In an Author’s Note at the end of American Dirt, Cummins writes that the world has enough novels about the violent men who call themselves heroes. Cummins says she is more interested in victims, but (although Cummins doesn’t say it) Lydia and Rebecca and Soledad rise above the status of victims. They are heroes because they fight not just for survival, but to preserve their humanity. While some victims shut down or seek revenge when they are wronged, Lydia demonstrates heroic strength; “she feels every molecule of her loss and she endures it. She is not diluted, but amplified.”
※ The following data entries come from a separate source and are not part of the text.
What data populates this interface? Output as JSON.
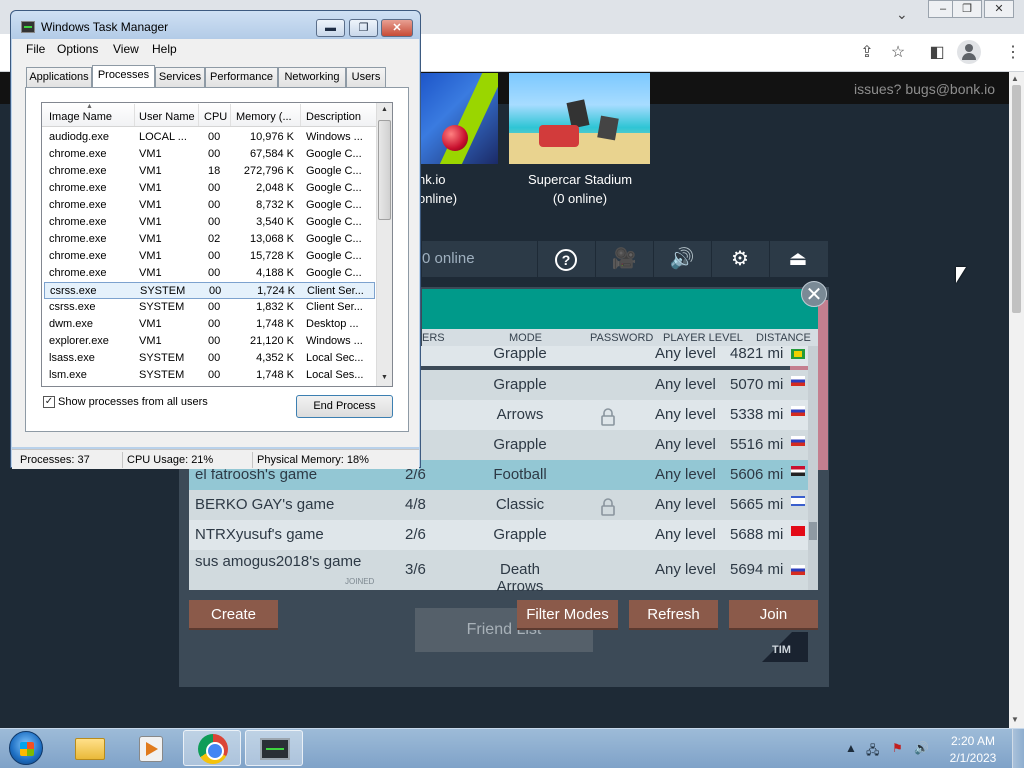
{
  "browser": {
    "window_controls": {
      "minimize": "–",
      "restore": "❐",
      "close": "✕"
    },
    "tabstrip_chevron": "⌄",
    "toolbar_icons": {
      "share": "⇪",
      "bookmark": "☆",
      "side_panel": "◧",
      "menu": "⋮"
    }
  },
  "game": {
    "issues_text": "issues? bugs@bonk.io",
    "maps": [
      {
        "name": "nk.io",
        "online": "online)"
      },
      {
        "name": "Supercar Stadium",
        "online": "(0 online)"
      }
    ],
    "online_count": "0 online",
    "iconbar": [
      {
        "icon": "help-icon",
        "glyph": "?"
      },
      {
        "icon": "camera-icon",
        "glyph": "🎥"
      },
      {
        "icon": "speaker-icon",
        "glyph": "🔊"
      },
      {
        "icon": "gear-icon",
        "glyph": "⚙"
      },
      {
        "icon": "exit-icon",
        "glyph": "⏏"
      }
    ],
    "lobby": {
      "close_glyph": "✕",
      "columns": {
        "players": "ERS",
        "mode": "MODE",
        "password": "PASSWORD",
        "level": "PLAYER LEVEL",
        "distance": "DISTANCE"
      },
      "rooms": [
        {
          "name": "",
          "players": "/6",
          "mode": "Grapple",
          "locked": false,
          "level": "Any level",
          "distance": "4821 mi",
          "flag": "br"
        },
        {
          "name": "",
          "players": "/6",
          "mode": "Grapple",
          "locked": false,
          "level": "Any level",
          "distance": "5070 mi",
          "flag": "ru"
        },
        {
          "name": "",
          "players": "/6",
          "mode": "Arrows",
          "locked": true,
          "level": "Any level",
          "distance": "5338 mi",
          "flag": "ru"
        },
        {
          "name": "",
          "players": "/6",
          "mode": "Grapple",
          "locked": false,
          "level": "Any level",
          "distance": "5516 mi",
          "flag": "ru"
        },
        {
          "name": "el fatroosh's game",
          "players": "2/6",
          "mode": "Football",
          "locked": false,
          "level": "Any level",
          "distance": "5606 mi",
          "flag": "eg"
        },
        {
          "name": "BERKO GAY's game",
          "players": "4/8",
          "mode": "Classic",
          "locked": true,
          "level": "Any level",
          "distance": "5665 mi",
          "flag": "il"
        },
        {
          "name": "NTRXyusuf's game",
          "players": "2/6",
          "mode": "Grapple",
          "locked": false,
          "level": "Any level",
          "distance": "5688 mi",
          "flag": "tr"
        },
        {
          "name": "sus amogus2018's game",
          "players": "3/6",
          "mode": "Death Arrows",
          "locked": false,
          "level": "Any level",
          "distance": "5694 mi",
          "flag": "ru"
        }
      ],
      "joined_tag": "JOINED",
      "buttons": {
        "create": "Create",
        "filter": "Filter Modes",
        "refresh": "Refresh",
        "join": "Join"
      },
      "friend_list": "Friend List",
      "logo": "TIM"
    }
  },
  "taskmgr": {
    "title": "Windows Task Manager",
    "window_buttons": {
      "minimize": "▬",
      "maximize": "❐",
      "close": "✕"
    },
    "menu": [
      "File",
      "Options",
      "View",
      "Help"
    ],
    "tabs": [
      "Applications",
      "Processes",
      "Services",
      "Performance",
      "Networking",
      "Users"
    ],
    "active_tab": "Processes",
    "columns": [
      "Image Name",
      "User Name",
      "CPU",
      "Memory (...",
      "Description"
    ],
    "processes": [
      [
        "audiodg.exe",
        "LOCAL ...",
        "00",
        "10,976 K",
        "Windows ..."
      ],
      [
        "chrome.exe",
        "VM1",
        "00",
        "67,584 K",
        "Google C..."
      ],
      [
        "chrome.exe",
        "VM1",
        "18",
        "272,796 K",
        "Google C..."
      ],
      [
        "chrome.exe",
        "VM1",
        "00",
        "2,048 K",
        "Google C..."
      ],
      [
        "chrome.exe",
        "VM1",
        "00",
        "8,732 K",
        "Google C..."
      ],
      [
        "chrome.exe",
        "VM1",
        "00",
        "3,540 K",
        "Google C..."
      ],
      [
        "chrome.exe",
        "VM1",
        "02",
        "13,068 K",
        "Google C..."
      ],
      [
        "chrome.exe",
        "VM1",
        "00",
        "15,728 K",
        "Google C..."
      ],
      [
        "chrome.exe",
        "VM1",
        "00",
        "4,188 K",
        "Google C..."
      ],
      [
        "csrss.exe",
        "SYSTEM",
        "00",
        "1,724 K",
        "Client Ser..."
      ],
      [
        "csrss.exe",
        "SYSTEM",
        "00",
        "1,832 K",
        "Client Ser..."
      ],
      [
        "dwm.exe",
        "VM1",
        "00",
        "1,748 K",
        "Desktop ..."
      ],
      [
        "explorer.exe",
        "VM1",
        "00",
        "21,120 K",
        "Windows ..."
      ],
      [
        "lsass.exe",
        "SYSTEM",
        "00",
        "4,352 K",
        "Local Sec..."
      ],
      [
        "lsm.exe",
        "SYSTEM",
        "00",
        "1,748 K",
        "Local Ses..."
      ]
    ],
    "selected_row": 9,
    "show_all_label": "Show processes from all users",
    "show_all_checked": "✓",
    "end_process": "End Process",
    "status": {
      "processes": "Processes: 37",
      "cpu": "CPU Usage: 21%",
      "memory": "Physical Memory: 18%"
    }
  },
  "taskbar": {
    "clock_time": "2:20 AM",
    "clock_date": "2/1/2023",
    "tray": {
      "arrow": "▲",
      "network": "🖧",
      "flag": "⚑",
      "volume": "🔊"
    }
  }
}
Cummins’ supple prose is just as remarkable as the story. American Dirt perfectly illustrates the horrors suffered by refugees and other migrants without preaching or politicizing. It is a book featuring almost no Americans that deserves to become an American classic.

HIGHLY RECOMMENDED

Wednesday
Apr292020

Jack by Connie Willis

First published in 1991; published by Subterranean Press on April 30, 2020

Nominated for both a Hugo and a Nebula, Jack is a novella by the incomparable Connie Willis that Subterranean Press has reissued in a signed, limited edition. It is one of many stories that Willis set in London during the Blitz. Some of those are time travel stories, but Jack is more a work of horror than science fiction. The Blitz is the novel’s true horror; nothing a lone man could do can compare to the carnage of war. Willis has a knack for conveying the terror of being present at a time when falling bombs and crumbling buildings caused indiscriminate death.

The narrator is named Jack. He works as an air-raid warden, helping rescue people who are buried under the rubble after the bombs fall. Jack tells us about another man named Jack who has recently come down from Yorkshire to do the same work. Jack Settle is particularly adept at finding people who are trapped. Another person in a different ward with the same talent is called a “bodysniffer” and claims the ability to read the minds of the people who are trapped.

So can Jack Settle read minds? Can he distinguish the scent of the living from the dead? Is his hearing exceptionally acute? Narrator Jack begins to understand how Jack Settle finds so many bodies, why he refuses to eat or drink, and why he disappears (supposedly to go to his day job) before the sun rises.

Jack Settle’s quirks will suggest an obvious explanation to fans of horror novels. Jack the narrator comes to that conclusion and regards Jack Settle as a monster. Maybe he is, but how should the reader balance Jack Settle’s nature against all the lives he saves? Is Jack really such a bad guy when compared to the men on both sides of the war who drop bombs that set cities on fire and tear children to pieces? Is he worse than the shopkeepers who keep young women working until closing time, even after the air raid sirens blow, forcing them to run through the blackout in the hope of finding shelter? People do what their natures compel them to do; whether that makes them monsters is a matter of perspective.

Willis gives life to a half dozen characters besides the Jacks, the names of whom will be familiar to readers of a famous horror novel. They are ordinary people whose ordinary lives are disturbed by the extraordinary forces of history. The characters are transformed by their experiences, in ways both big and small — a wallflower gains self-confidence, a man who always wanted to write produces a newsletter, a delinquent makes his father proud by earning a medal in the RAF. Even Jack Settle is transformed, because he finally has an opportunity to use his nature for a worthwhile purpose. As always, Willis takes a deep and meaningful look at what it means to be human, even when she writes about a character who might not be.